EU wirft Meta vor, Minderjährige auf Facebook und Instagram nicht ausreichend zu schützen
Die Europäische Kommission hat Meta, die Muttergesellschaft von Facebook und Instagram, beschuldigt, gegen den Digital Services Act (DSA) zu verstoßen, indem sie Kinder unter 13 Jahren den Zugang zu ihren Plattformen nicht verhindert. Die EU behauptet, Meta tue nicht genug, um das Alter der Nutzer zu überprüfen oder Minderjährige zu entfernen, was zu erheblichen Bußgeldern führen könnte.
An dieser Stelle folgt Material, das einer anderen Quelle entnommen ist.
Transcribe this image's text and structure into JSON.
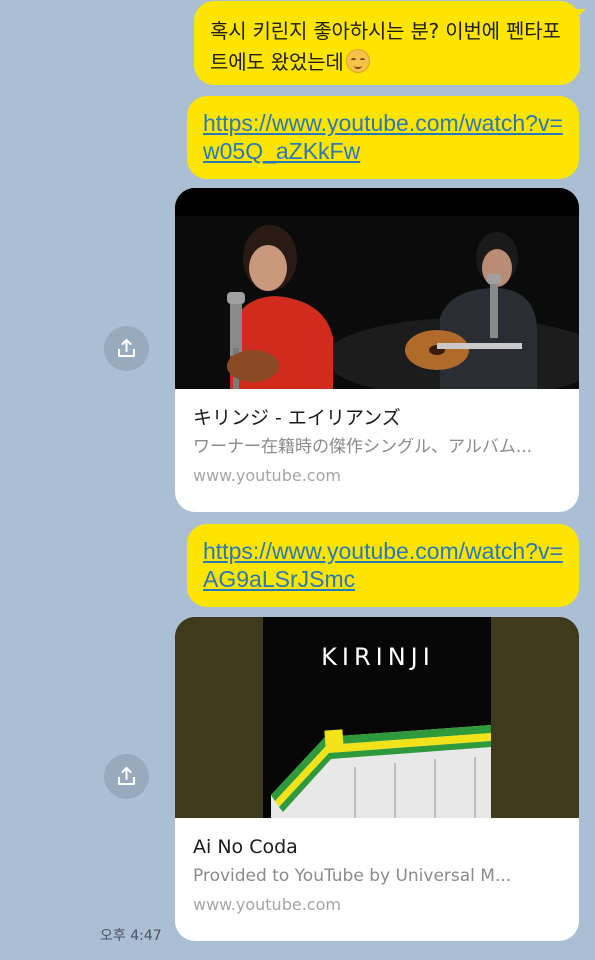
{
  "messages": {
    "text": "혹시 키린지 좋아하시는 분? 이번에 펜타포트에도 왔었는데",
    "text_emoji": "smiling-face-emoji",
    "link1": "https://www.youtube.com/watch?v=w05Q_aZKkFw",
    "link2": "https://www.youtube.com/watch?v=AG9aLSrJSmc"
  },
  "cards": [
    {
      "title": "キリンジ - エイリアンズ",
      "description": "ワーナー在籍時の傑作シングル、アルバム...",
      "domain": "www.youtube.com"
    },
    {
      "title": "Ai No Coda",
      "description": "Provided to YouTube by Universal M...",
      "domain": "www.youtube.com",
      "thumb_logo": "KIRINJI"
    }
  ],
  "share_icon": "share-icon",
  "timestamp": "오후 4:47",
  "colors": {
    "background": "#abbfd4",
    "bubble": "#fee500",
    "link": "#2a78b8"
  }
}
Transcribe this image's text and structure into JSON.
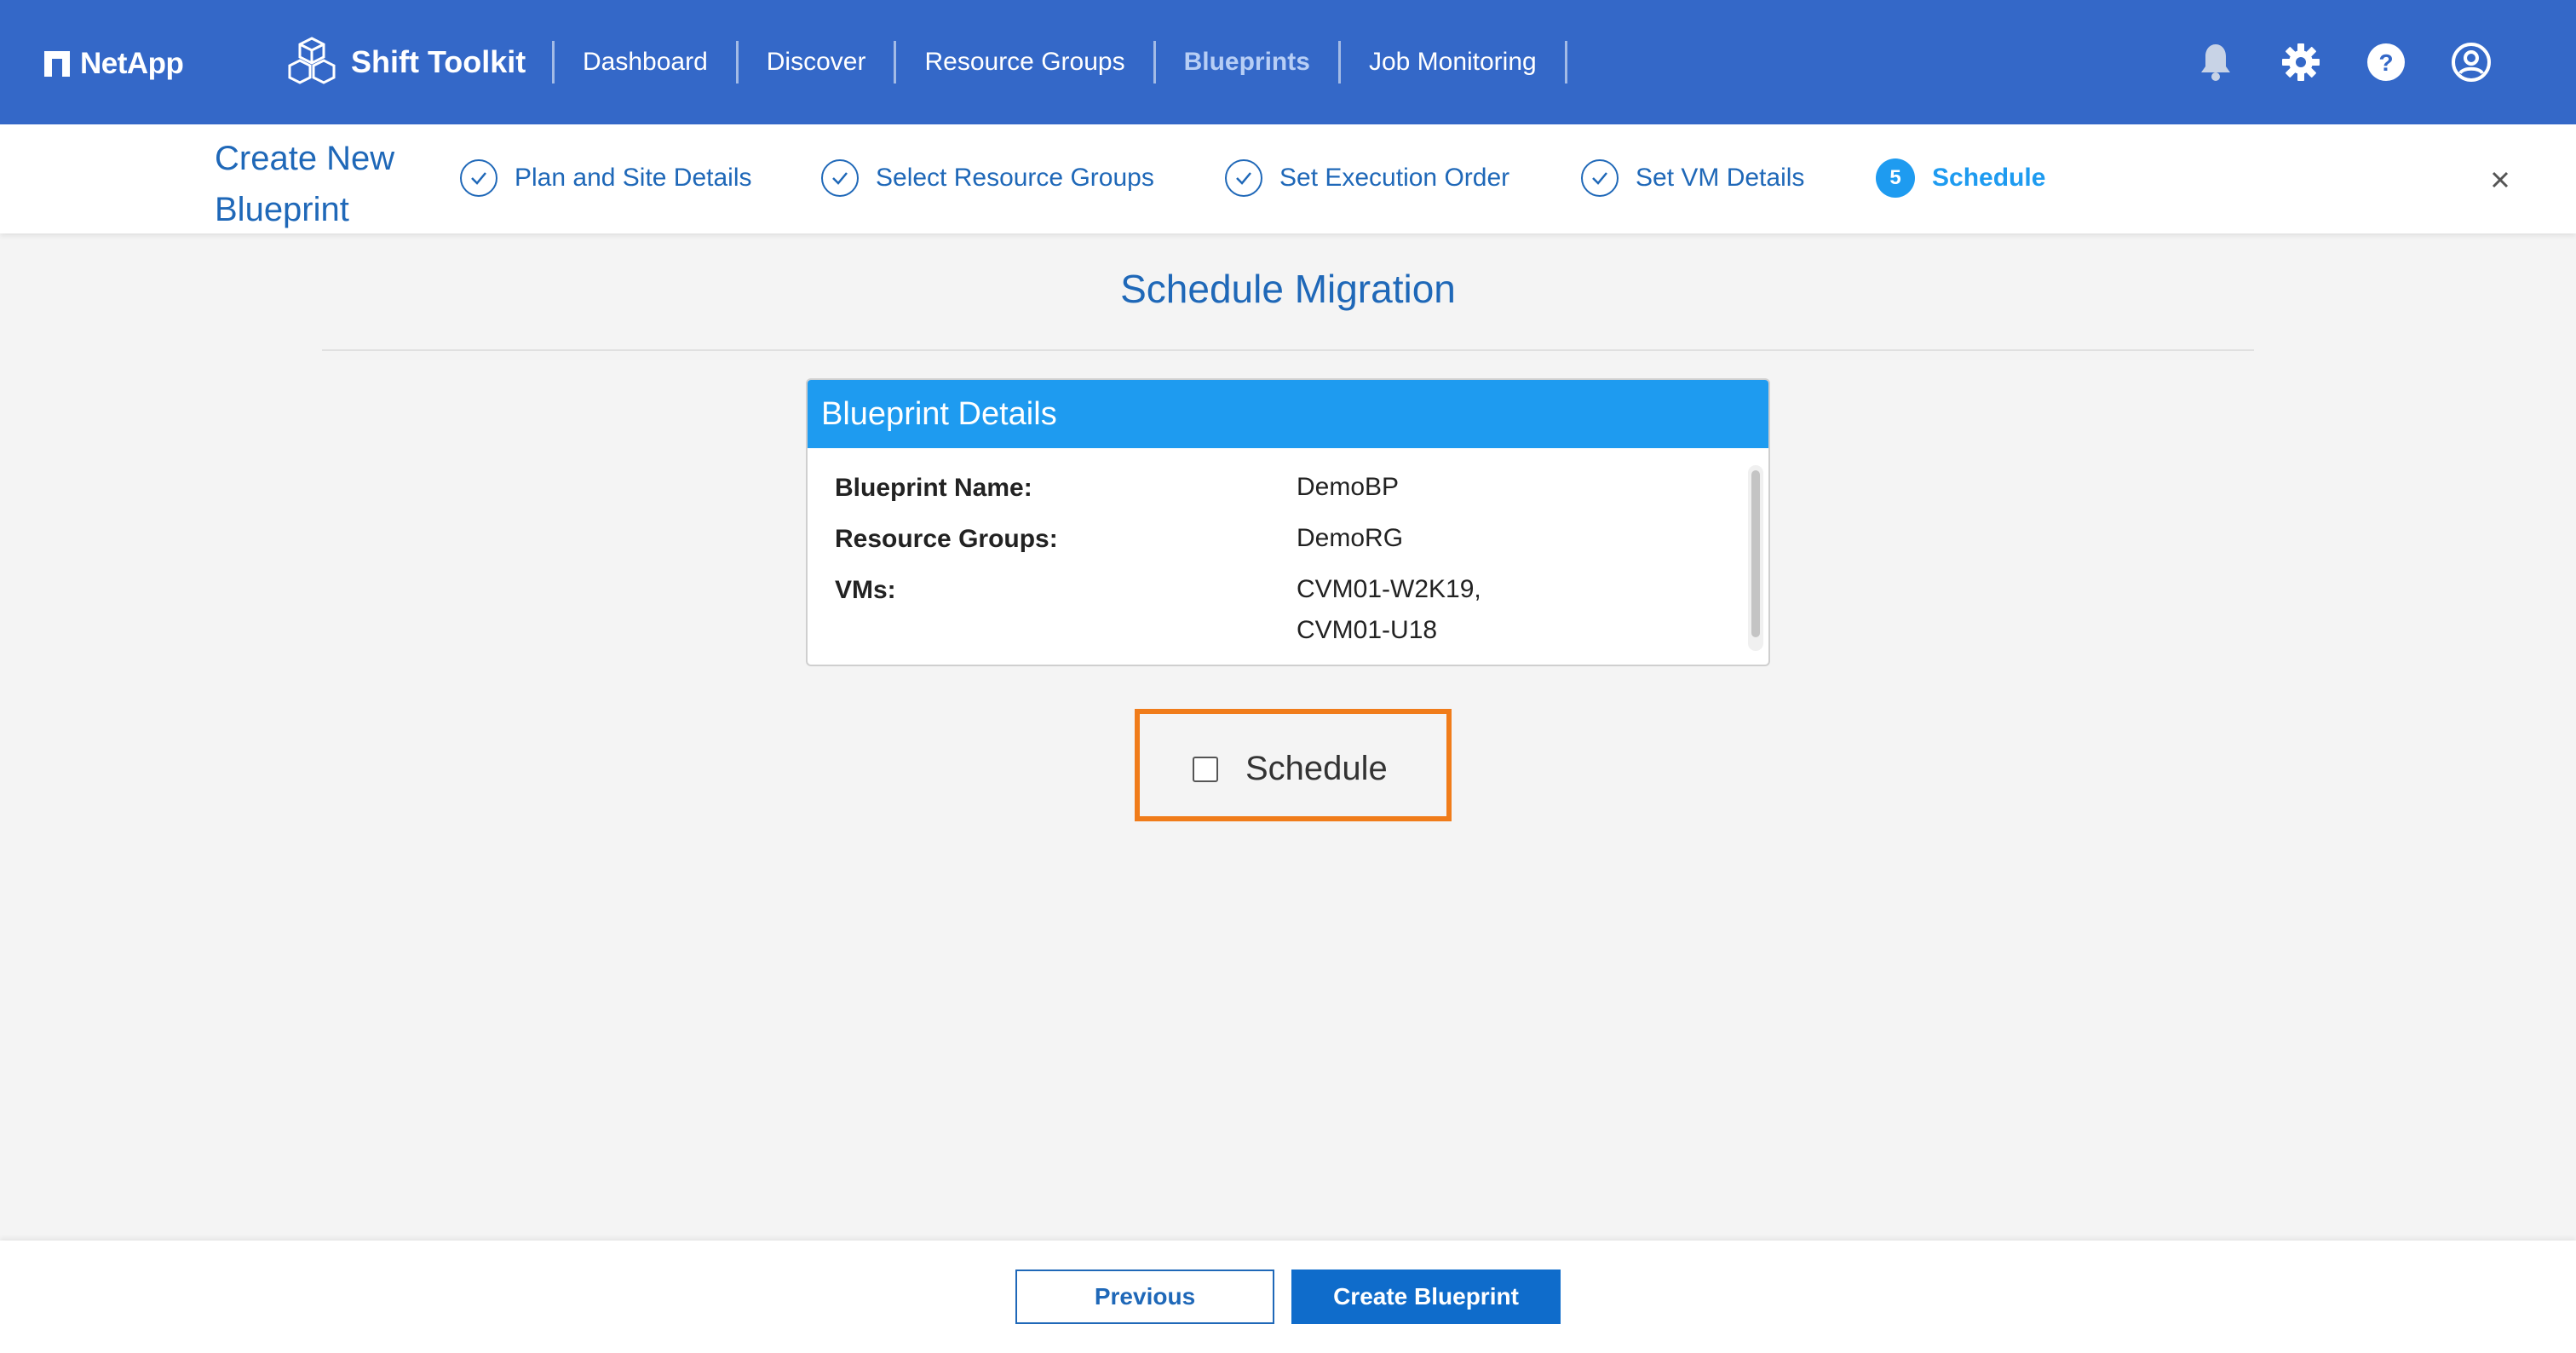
{
  "brand": {
    "name": "NetApp"
  },
  "product": {
    "name": "Shift Toolkit"
  },
  "nav": {
    "items": [
      {
        "label": "Dashboard"
      },
      {
        "label": "Discover"
      },
      {
        "label": "Resource Groups"
      },
      {
        "label": "Blueprints",
        "active": true
      },
      {
        "label": "Job Monitoring"
      }
    ]
  },
  "header_icons": [
    "bell-icon",
    "gear-icon",
    "help-icon",
    "user-icon"
  ],
  "wizard": {
    "title": "Create New Blueprint",
    "steps": [
      {
        "label": "Plan and Site Details",
        "state": "done"
      },
      {
        "label": "Select Resource Groups",
        "state": "done"
      },
      {
        "label": "Set Execution Order",
        "state": "done"
      },
      {
        "label": "Set VM Details",
        "state": "done"
      },
      {
        "label": "Schedule",
        "number": "5",
        "state": "current"
      }
    ]
  },
  "main": {
    "heading": "Schedule Migration",
    "card": {
      "title": "Blueprint Details",
      "rows": [
        {
          "key": "Blueprint Name:",
          "value": "DemoBP"
        },
        {
          "key": "Resource Groups:",
          "value": "DemoRG"
        },
        {
          "key": "VMs:",
          "value": "CVM01-W2K19,",
          "value2": "CVM01-U18"
        }
      ]
    },
    "schedule_checkbox": {
      "label": "Schedule",
      "checked": false
    }
  },
  "footer": {
    "previous_label": "Previous",
    "create_label": "Create Blueprint"
  },
  "colors": {
    "nav_bg": "#3468c8",
    "primary": "#1f68b8",
    "accent": "#1e9bf0",
    "highlight": "#f07c1a"
  }
}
Die **Europäische Kommission** hat ein Verfahren gegen **Meta** eingeleitet und Verstöße gegen den Digital Services Act (**DSA**) im Hinblick auf den Schutz von Kindern unter 13 Jahren auf **Facebook** und **Instagram** vorgeworfen. Kern des Problems ist Metas angebliche Nichteinhaltung der sorgfältigen Identifizierung, Bewertung und Minderung der Risiken, die mit dem Zugang Minderjähriger zu seinen Diensten verbunden sind.
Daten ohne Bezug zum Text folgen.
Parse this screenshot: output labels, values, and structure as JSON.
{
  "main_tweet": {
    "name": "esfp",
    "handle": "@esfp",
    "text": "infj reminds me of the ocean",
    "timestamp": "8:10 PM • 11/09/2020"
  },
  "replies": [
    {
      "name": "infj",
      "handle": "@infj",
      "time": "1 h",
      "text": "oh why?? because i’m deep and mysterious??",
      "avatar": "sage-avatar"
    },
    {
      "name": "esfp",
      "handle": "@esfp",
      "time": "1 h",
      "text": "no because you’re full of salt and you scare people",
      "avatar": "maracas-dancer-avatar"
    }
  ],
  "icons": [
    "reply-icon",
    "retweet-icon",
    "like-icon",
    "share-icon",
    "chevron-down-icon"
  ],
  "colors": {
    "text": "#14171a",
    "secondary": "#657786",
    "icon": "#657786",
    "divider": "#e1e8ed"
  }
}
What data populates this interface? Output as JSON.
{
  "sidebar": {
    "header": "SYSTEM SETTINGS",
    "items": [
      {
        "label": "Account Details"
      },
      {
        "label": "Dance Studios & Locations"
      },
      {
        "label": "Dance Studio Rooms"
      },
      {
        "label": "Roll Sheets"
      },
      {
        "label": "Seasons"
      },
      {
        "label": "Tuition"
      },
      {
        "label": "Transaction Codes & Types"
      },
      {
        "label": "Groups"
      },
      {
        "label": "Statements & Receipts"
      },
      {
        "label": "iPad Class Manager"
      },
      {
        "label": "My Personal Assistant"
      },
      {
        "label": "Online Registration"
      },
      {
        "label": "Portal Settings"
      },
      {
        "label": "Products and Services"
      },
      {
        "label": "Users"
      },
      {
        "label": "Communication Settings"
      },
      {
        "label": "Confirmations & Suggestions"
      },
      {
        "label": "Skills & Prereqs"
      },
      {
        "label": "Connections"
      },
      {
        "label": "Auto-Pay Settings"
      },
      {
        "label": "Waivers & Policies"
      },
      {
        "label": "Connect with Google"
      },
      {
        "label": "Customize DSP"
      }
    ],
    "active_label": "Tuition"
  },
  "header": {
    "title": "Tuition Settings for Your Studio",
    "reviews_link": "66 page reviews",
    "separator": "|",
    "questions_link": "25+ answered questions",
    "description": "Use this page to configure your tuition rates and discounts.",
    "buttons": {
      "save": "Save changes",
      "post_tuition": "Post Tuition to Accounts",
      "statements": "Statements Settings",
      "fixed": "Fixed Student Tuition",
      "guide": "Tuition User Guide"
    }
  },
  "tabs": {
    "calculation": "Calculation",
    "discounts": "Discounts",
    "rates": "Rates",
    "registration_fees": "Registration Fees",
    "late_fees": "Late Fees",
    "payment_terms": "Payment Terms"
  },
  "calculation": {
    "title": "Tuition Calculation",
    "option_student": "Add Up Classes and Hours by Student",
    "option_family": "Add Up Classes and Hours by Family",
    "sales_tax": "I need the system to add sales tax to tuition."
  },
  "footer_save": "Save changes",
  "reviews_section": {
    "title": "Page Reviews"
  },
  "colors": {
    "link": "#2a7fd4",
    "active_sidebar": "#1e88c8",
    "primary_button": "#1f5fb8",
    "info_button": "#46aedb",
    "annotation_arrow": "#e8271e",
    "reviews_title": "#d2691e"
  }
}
### Mangelnde Altersverifizierung
Obwohl die Nutzungsbedingungen von **Meta** ein Mindestalter von 13 Jahren für den Plattformzugang vorschreiben, verlässt sich das Unternehmen hauptsächlich auf Selbsterklärungen ohne robuste Durchsetzungsmechanismen. Dieser Ansatz ermöglicht es laut Kommission Kindern, Altersbeschränkungen durch Angabe falscher Geburtsdaten leicht zu umgehen.
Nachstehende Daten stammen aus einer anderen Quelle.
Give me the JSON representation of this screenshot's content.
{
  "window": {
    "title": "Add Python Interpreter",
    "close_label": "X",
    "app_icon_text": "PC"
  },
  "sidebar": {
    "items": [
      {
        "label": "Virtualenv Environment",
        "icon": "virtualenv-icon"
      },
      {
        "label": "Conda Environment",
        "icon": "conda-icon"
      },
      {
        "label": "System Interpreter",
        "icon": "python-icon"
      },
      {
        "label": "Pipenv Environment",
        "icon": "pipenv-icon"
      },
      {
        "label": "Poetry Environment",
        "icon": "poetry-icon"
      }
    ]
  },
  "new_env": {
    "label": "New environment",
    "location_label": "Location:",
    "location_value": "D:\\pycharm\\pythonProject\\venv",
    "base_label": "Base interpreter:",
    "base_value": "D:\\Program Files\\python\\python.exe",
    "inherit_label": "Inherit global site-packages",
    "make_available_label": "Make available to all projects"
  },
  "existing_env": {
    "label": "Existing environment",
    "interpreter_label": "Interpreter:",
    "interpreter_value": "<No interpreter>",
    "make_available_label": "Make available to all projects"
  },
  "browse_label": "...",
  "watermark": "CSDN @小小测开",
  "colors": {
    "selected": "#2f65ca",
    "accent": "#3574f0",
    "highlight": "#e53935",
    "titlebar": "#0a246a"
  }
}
### Unzureichende Entfernung von Minderjährigen
Die **Europäische Kommission** argumentiert weiter, dass **Meta** Minderjährige, die bereits Zugang zu **Instagram** und **Facebook** haben, nicht ausreichend identifiziert und entfernt. Dieser Mangel an proaktiven Maßnahmen gibt Anlass zur Sorge über den potenziellen Schaden, den diese Plattformen jüngeren, schutzbedürftigeren Nutzern zufügen könnten.
### Mögliche Strafen
**Meta** hat nun die Möglichkeit, auf diese vorläufigen Feststellungen zu reagieren. Sollte die **Europäische Kommission** jedoch letztendlich zu dem Schluss kommen, dass **Meta** gegen den **DSA** verstoßen hat, könnte das Unternehmen mit erheblichen Bußgeldern von bis zu 6 % seines Jahresumsatzes aus Kerngeschäftsaktivitäten belegt werden. Die Kommission hat auch die Befugnis, periodische Strafen zu verhängen, um die Einhaltung des **DSA** durchzusetzen.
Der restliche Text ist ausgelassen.